In 1822 a few dozen Francophone Swiss families from Vevey canton, led by botanist Louis Tardane, packed their belongings into horse-driven carts and drove across Europe to the Odesa region, which was touted at the time as Russian California. Taking over old Turkish vineyards in the estuary of the Dnister River, they set up a colony of wine-makers. It ceased to exist 120 years later, with the Soviet occupation of Bessarabia in WWII, when the descendants of the settlers packed up again and moved back to Switzerland.

Today the newly revived Shabo winery is a slick modern operation, but its owners – Georgians from Odesa – are absolutely obsessed with the place's Swiss heritage. Although conducted in Russian, tours of the winery are interesting and fun.
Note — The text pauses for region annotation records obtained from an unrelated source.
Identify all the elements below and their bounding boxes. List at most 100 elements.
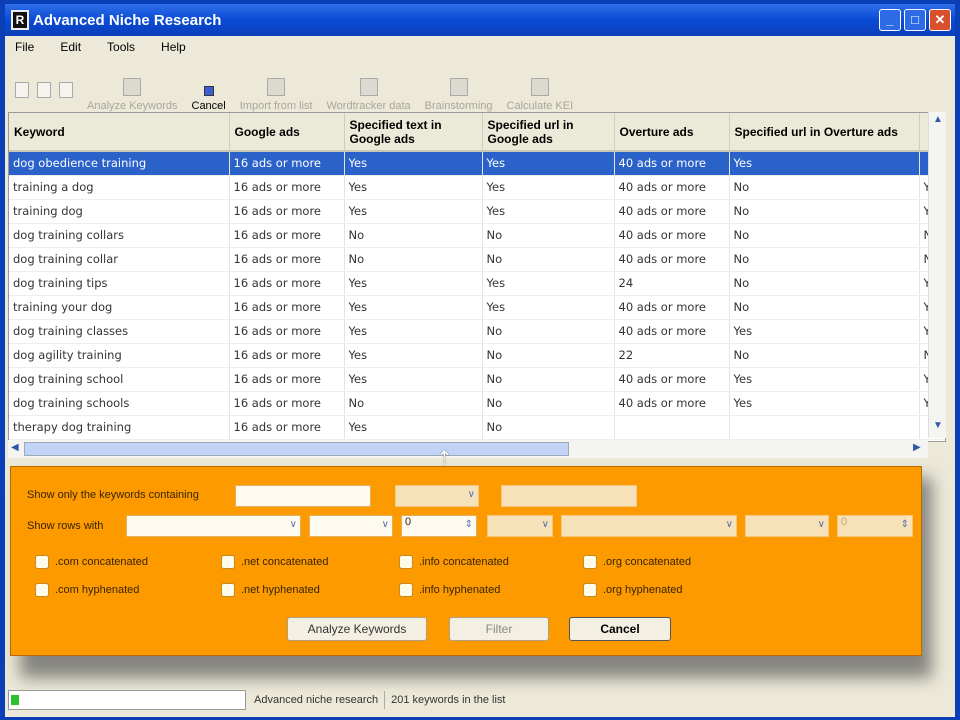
table-row[interactable]: training your dog 16 ads or more Yes Yes 40 … [9,295,945,320]
menu-edit[interactable]: Edit [60,40,81,54]
value-spinner-2: 0 ⇕ [837,515,913,537]
new-icon[interactable] [15,82,29,98]
column-header[interactable]: Keyword [9,113,230,152]
column-header[interactable]: Google ads [229,113,345,152]
table-cell: dog obedience training [9,151,230,176]
analyze-keywords-button[interactable]: Analyze Keywords [287,617,427,641]
table-row[interactable]: dog training tips 16 ads or more Yes Yes 24 N… [9,271,945,296]
table-cell: 40 ads or more [614,319,730,344]
table-cell: 16 ads or more [229,151,345,176]
filter-button[interactable]: Filter [449,617,549,641]
table-cell: 16 ads or more [229,247,345,272]
table-cell: 16 ads or more [229,367,345,392]
table-cell: 40 ads or more [614,151,730,176]
table-cell: No [344,247,483,272]
checkbox-net-hyphenated[interactable]: .net hyphenated [221,583,320,597]
table-cell: 40 ads or more [614,295,730,320]
checkbox-org-hyphenated[interactable]: .org hyphenated [583,583,683,597]
vertical-scrollbar[interactable]: ▲ ▼ [928,112,946,438]
column-header[interactable]: Specified url in Google ads [482,113,615,152]
table-cell: No [729,343,920,368]
checkbox-label: .net concatenated [241,556,329,568]
cancel-button[interactable]: Cancel [569,617,671,641]
table-cell: 16 ads or more [229,391,345,416]
table-row[interactable]: dog training school 16 ads or more Yes No 40… [9,367,945,392]
maximize-button[interactable]: □ [904,9,926,31]
table-cell: Yes [482,151,615,176]
contains-input-2 [501,485,637,507]
toolbar-analyze-keywords[interactable]: Analyze Keywords [87,78,178,112]
table-cell: dog training tips [9,271,230,296]
open-icon[interactable] [37,82,51,98]
table-row[interactable]: therapy dog training 16 ads or more Yes No [9,415,945,440]
app-icon: R [11,10,29,30]
column-select[interactable]: ∨ [126,515,301,537]
import-icon [267,78,286,96]
checkbox-info-concatenated[interactable]: .info concatenated [399,555,509,569]
status-app: Advanced niche research [254,694,379,706]
table-cell: 40 ads or more [614,175,730,200]
logic-select: ∨ [487,515,553,537]
table-row[interactable]: dog agility training 16 ads or more Yes No 2… [9,343,945,368]
minimize-button[interactable]: _ [879,9,901,31]
close-button[interactable]: ✕ [929,9,951,31]
menu-file[interactable]: File [15,40,34,54]
toolbar-brainstorming[interactable]: Brainstorming [425,78,493,112]
toolbar-wordtracker[interactable]: Wordtracker data [326,78,411,112]
table-cell: No [344,223,483,248]
checkbox-org-concatenated[interactable]: .org concatenated [583,555,691,569]
brainstorm-icon [449,78,468,96]
value-spinner[interactable]: 0 ⇕ [401,515,477,537]
value-text-2: 0 [841,516,848,528]
table-cell: No [482,391,615,416]
table-row[interactable]: dog training classes 16 ads or more Yes No 4… [9,319,945,344]
table-row[interactable]: dog training collars 16 ads or more No No 40… [9,223,945,248]
toolbar-label: Import from list [239,100,313,112]
operator-select[interactable]: ∨ [309,515,393,537]
menu-help[interactable]: Help [161,40,186,54]
table-cell: No [729,295,920,320]
table-cell: No [344,391,483,416]
checkbox-net-concatenated[interactable]: .net concatenated [221,555,328,569]
table-cell: Yes [729,391,920,416]
toolbar-label: Calculate KEI [506,100,574,112]
table-cell: No [482,343,615,368]
checkbox-com-hyphenated[interactable]: .com hyphenated [35,583,139,597]
menu-tools[interactable]: Tools [107,40,135,54]
table-row[interactable]: training dog 16 ads or more Yes Yes 40 ads o… [9,199,945,224]
table-cell: Yes [482,295,615,320]
table-cell: Yes [729,367,920,392]
table-cell: Yes [482,175,615,200]
table-row[interactable]: dog training collar 16 ads or more No No 40 … [9,247,945,272]
table-row[interactable]: dog training schools 16 ads or more No No 40… [9,391,945,416]
column-header[interactable]: Overture ads [614,113,730,152]
contains-input[interactable] [235,485,371,507]
table-row[interactable]: training a dog 16 ads or more Yes Yes 40 ads… [9,175,945,200]
table-cell: Yes [344,319,483,344]
horizontal-scrollbar[interactable]: ◀ ▶ [8,440,928,458]
save-icon[interactable] [59,82,73,98]
keyword-table: Keyword Google ads Specified text in Googl… [8,112,946,442]
toolbar-label: Cancel [191,100,226,112]
checkbox-info-hyphenated[interactable]: .info hyphenated [399,583,500,597]
checkbox-label: .com concatenated [55,556,148,568]
column-header[interactable]: Specified text in Google ads [344,113,483,152]
toolbar-cancel[interactable]: Cancel [192,86,226,112]
table-cell: 16 ads or more [229,415,345,440]
table-row[interactable]: dog obedience training 16 ads or more Yes Y… [9,151,945,176]
toolbar: Analyze Keywords Cancel Import from list… [15,68,945,112]
table-cell: Yes [344,199,483,224]
table-cell: 24 [614,271,730,296]
table-cell: 22 [614,343,730,368]
scroll-thumb[interactable] [24,442,569,456]
table-cell: dog agility training [9,343,230,368]
toolbar-calculate-kei[interactable]: Calculate KEI [506,78,574,112]
table-cell [614,415,730,440]
toolbar-import[interactable]: Import from list [239,78,313,112]
status-count: 201 keywords in the list [391,694,506,706]
table-cell: dog training school [9,367,230,392]
checkbox-com-concatenated[interactable]: .com concatenated [35,555,148,569]
table-cell: Yes [344,175,483,200]
checkbox-label: .net hyphenated [241,584,320,596]
column-header[interactable]: Specified url in Overture ads [729,113,920,152]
You'll see 200-year-old cellars (look out for the Romanian king's autograph on the wall), an entertaining museum that contains objects from Bessarabian-Swiss households, and a great silent movie taking viewers through all stages of wine production.

It all culminates in a wine-tasting session, which is when you can build camaraderie with Ukrainian and Russian tourists by giving thoughtful looks before and sharing opinions after each emptied glass. Across the road from the winery there is Shabsky Dvorik – a Georgian restaurant, to which you can repair (be carried to by new friends) afterwards.